Kaçınılmaz büyük finalden önce, iki solo daha programı tamamladı. İlk olarak, Samuels-Smith'in seslendirmesi, riskli slaytlar, dönüşler ve tekmelerden oluşan özel karışımıyla sahneye çıkarken, muhteşem Dr. James 'Butter' Brown'a olan hayranlığını anlattı. Sonra kısa bir iyimserlikten sonratüm oyuncu kadrosunun yer aldığı interlude, son söz Grant'in 'odaya önce adım atma' ve 'örnek olarak liderlik etme' konusundaki kararlılığından söz ediyor. Sahneye parlak, amansız bir sesle çıktı, zamanlamalarında etkileyici olduğu kadar zorluklarında da etkileyici olan şaşırtıcı atlayışlar ve slaytlarla serpildi. Bir noktada, müziğin büyük grup sesi 'Take the A Train' in çok tanıdık şarkılarına dönüşüyor ve Grant, bazı bufaloları patlatarak bir tür musluk şakası yapıyor, emin olun ki herhangi bir başlangıç ​​tap öğrencisine aşina. Seyirci açıkça şakayı anladı, çevremdeki insanlar oturdukları yerde Lafayette Harris Jr. Quintet'in sıkı, büyük sesine güldüler.
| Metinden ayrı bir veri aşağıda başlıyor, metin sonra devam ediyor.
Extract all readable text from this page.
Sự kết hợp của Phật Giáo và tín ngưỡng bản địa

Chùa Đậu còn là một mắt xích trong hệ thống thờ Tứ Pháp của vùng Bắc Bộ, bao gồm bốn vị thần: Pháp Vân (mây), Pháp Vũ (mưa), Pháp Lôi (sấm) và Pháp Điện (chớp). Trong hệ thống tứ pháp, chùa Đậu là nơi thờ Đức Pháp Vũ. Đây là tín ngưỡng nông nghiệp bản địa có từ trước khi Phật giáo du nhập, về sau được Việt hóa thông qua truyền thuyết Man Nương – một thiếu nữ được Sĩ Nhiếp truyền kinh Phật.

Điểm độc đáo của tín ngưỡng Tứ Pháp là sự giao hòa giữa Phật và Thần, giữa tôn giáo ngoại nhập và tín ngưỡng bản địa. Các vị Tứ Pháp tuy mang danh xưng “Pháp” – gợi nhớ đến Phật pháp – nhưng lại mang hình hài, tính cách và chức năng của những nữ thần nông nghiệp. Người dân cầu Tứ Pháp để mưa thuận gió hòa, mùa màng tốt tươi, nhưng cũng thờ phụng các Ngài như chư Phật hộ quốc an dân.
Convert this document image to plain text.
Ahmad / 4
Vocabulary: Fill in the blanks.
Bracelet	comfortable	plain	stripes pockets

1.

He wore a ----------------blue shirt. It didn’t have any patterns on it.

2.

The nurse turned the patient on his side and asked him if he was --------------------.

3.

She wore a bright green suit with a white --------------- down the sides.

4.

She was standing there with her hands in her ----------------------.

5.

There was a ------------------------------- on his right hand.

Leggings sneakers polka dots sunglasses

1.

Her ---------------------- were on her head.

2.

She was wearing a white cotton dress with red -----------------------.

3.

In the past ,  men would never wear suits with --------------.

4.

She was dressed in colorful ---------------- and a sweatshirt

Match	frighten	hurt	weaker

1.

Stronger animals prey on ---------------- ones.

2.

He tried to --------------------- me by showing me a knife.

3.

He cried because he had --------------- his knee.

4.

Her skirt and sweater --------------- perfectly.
Son olarak, tüm oyuncu kadrosu, kendilerinin çok daha genç versiyonlarının bir başka projeksiyon serisini turnede, sahne performanslarında ve sahne arkasında takılmak üzere izlemek için ortaya çıktı. Mesleki ve kişisel ilişkilerinin başlangıcındaki bu yankıların arkalarında kaymasıyla, altı sanatçı - uzun süredir meslektaşları ve açıkça yakın arkadaşlar - büyük bitiş için bir kez daha sahneye çıktı. Nihayetinde bu program, kendilerinden önce gelenlerin yanı sıra, her birinin son 21 yılda katettiği yolculuğun güzelliğinin bir kutlamasıydı. Seyirci ayakları üzerinde ve alkışlar eşliğinde, oyuncu kadrosu Lotus enstrümanlarının gücünü kaybetmesine izin verin ve şovu kapatmak için tatmin edici bir oluk açın. Ve sonra, birkaç perde ziyareti için geri döndüler, dokunma savaşlarıyla tamamlandılar çünkü anın seyirciden daha fazla geçmesine izin vermek istemiyor gibiydiler. Umarım, bu dansçıların tekrar birlikte sahneye çıkmasını görmek için 21 yıl daha beklemek zorunda kalmayız, ama eğer yaparsak, o zamana kadar hepsinin dokunarak hayatlarını kutlamaya hazır olacağına bahse girerim.

Yapan Angella Foster Dans Bilgilendirir.